Making model railroad mountains can be somewhat tricky and time consuming, but the process can also be quite enjoyable once you get the hang of it. There are a variety of methods you can use to build model railroad mountains and rocks, and you can easily switch up the aesthetic of your scene by utilizing different colors and rock shapes. In this lesson, to help you figure out the best method for your scene, Doug teaches you some expert techniques he likes to used for building eye-catching model railroad mountains, and walks you through a brief demonstration of the steps he took to create the High Line portion of his model of D&RGW Railroad.
Building convincing model railroad mountains
The process for building model railroad mountains and realistic rock faces begins with creating the skeleton of the rock. For this, Doug teaches you how to use screen wire to construct your ideal shape and then lay down plaster-impregnated gauze (formerly paper-mache) to give the texture of smooth rock.

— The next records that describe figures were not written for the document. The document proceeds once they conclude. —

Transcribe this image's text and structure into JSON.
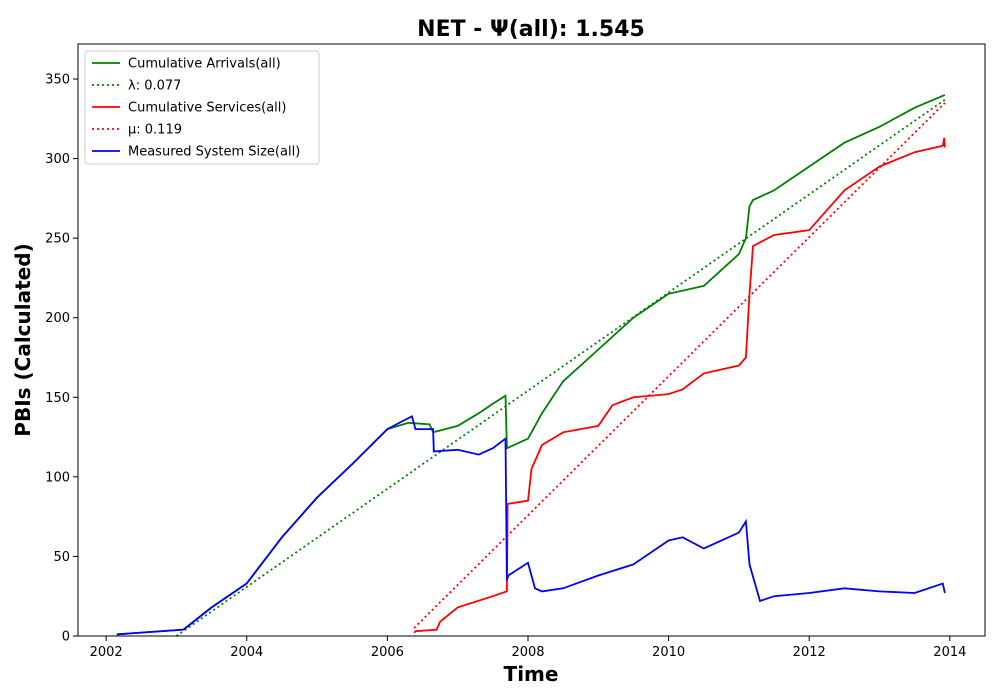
{
  "chart_data": {
    "type": "line",
    "title": "NET -  Ψ(all): 1.545",
    "xlabel": "Time",
    "ylabel": "PBIs (Calculated)",
    "xlim": [
      2001.6,
      2014.5
    ],
    "ylim": [
      0,
      372
    ],
    "xticks": [
      2002,
      2004,
      2006,
      2008,
      2010,
      2012,
      2014
    ],
    "yticks": [
      0,
      50,
      100,
      150,
      200,
      250,
      300,
      350
    ],
    "grid": false,
    "legend_position": "top-left",
    "series": [
      {
        "name": "Cumulative Arrivals(all)",
        "color": "#008000",
        "style": "solid",
        "x": [
          2002.15,
          2003.1,
          2003.5,
          2004.0,
          2004.5,
          2005.0,
          2005.5,
          2006.0,
          2006.3,
          2006.6,
          2006.65,
          2007.0,
          2007.3,
          2007.5,
          2007.68,
          2007.7,
          2008.0,
          2008.2,
          2008.5,
          2009.0,
          2009.5,
          2010.0,
          2010.5,
          2011.0,
          2011.1,
          2011.15,
          2011.2,
          2011.5,
          2012.0,
          2012.5,
          2013.0,
          2013.5,
          2013.93
        ],
        "values": [
          1,
          4,
          18,
          33,
          62,
          87,
          108,
          130,
          134,
          133,
          128,
          132,
          140,
          146,
          151,
          118,
          124,
          140,
          160,
          180,
          200,
          215,
          220,
          240,
          250,
          270,
          274,
          280,
          295,
          310,
          320,
          332,
          340
        ]
      },
      {
        "name": "λ: 0.077",
        "color": "#008000",
        "style": "dotted",
        "x": [
          2003.0,
          2013.93
        ],
        "values": [
          0,
          337
        ]
      },
      {
        "name": "Cumulative Services(all)",
        "color": "#ff0000",
        "style": "solid",
        "x": [
          2006.38,
          2006.4,
          2006.7,
          2006.75,
          2007.0,
          2007.5,
          2007.7,
          2007.71,
          2008.0,
          2008.05,
          2008.2,
          2008.5,
          2009.0,
          2009.2,
          2009.5,
          2010.0,
          2010.2,
          2010.5,
          2011.0,
          2011.1,
          2011.15,
          2011.2,
          2011.5,
          2012.0,
          2012.5,
          2013.0,
          2013.5,
          2013.9,
          2013.92,
          2013.93
        ],
        "values": [
          2,
          3,
          4,
          9,
          18,
          25,
          28,
          83,
          85,
          105,
          120,
          128,
          132,
          145,
          150,
          152,
          155,
          165,
          170,
          175,
          215,
          245,
          252,
          255,
          280,
          295,
          304,
          308,
          313,
          307
        ]
      },
      {
        "name": "μ: 0.119",
        "color": "#ff0000",
        "style": "dotted",
        "x": [
          2006.38,
          2013.93
        ],
        "values": [
          5,
          335
        ]
      },
      {
        "name": "Measured System Size(all)",
        "color": "#0000ff",
        "style": "solid",
        "x": [
          2002.15,
          2003.1,
          2003.5,
          2004.0,
          2004.5,
          2005.0,
          2005.5,
          2006.0,
          2006.3,
          2006.35,
          2006.4,
          2006.65,
          2006.66,
          2007.0,
          2007.3,
          2007.5,
          2007.68,
          2007.7,
          2007.72,
          2008.0,
          2008.1,
          2008.2,
          2008.5,
          2009.0,
          2009.5,
          2010.0,
          2010.2,
          2010.5,
          2011.0,
          2011.1,
          2011.15,
          2011.3,
          2011.5,
          2012.0,
          2012.5,
          2013.0,
          2013.5,
          2013.9,
          2013.93
        ],
        "values": [
          1,
          4,
          18,
          33,
          62,
          87,
          108,
          130,
          137,
          138,
          130,
          130,
          116,
          117,
          114,
          118,
          124,
          35,
          38,
          46,
          30,
          28,
          30,
          38,
          45,
          60,
          62,
          55,
          65,
          72,
          45,
          22,
          25,
          27,
          30,
          28,
          27,
          33,
          27
        ]
      }
    ]
  }
}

Once the rock shape is formed, Doug shows you the best way to use a mixture of Plaster of Paris and sandbox sand to fill in any sharp dropoffs and create textured rock faces on your model railroad mountains. This fast-drying plaster solution is easy to manipulate in order to give the sense of fallen rocks and weathering, which grants your scene a nice touch of realism. With a scalpel, wood stain, latex paint and some commercial turf, Doug creates an impressive rock scene that takes no more than 10 minutes to complete. But he explains how you can get carried away with your construction and end up making model railroad mountains and rocks for hours, days and weeks on end!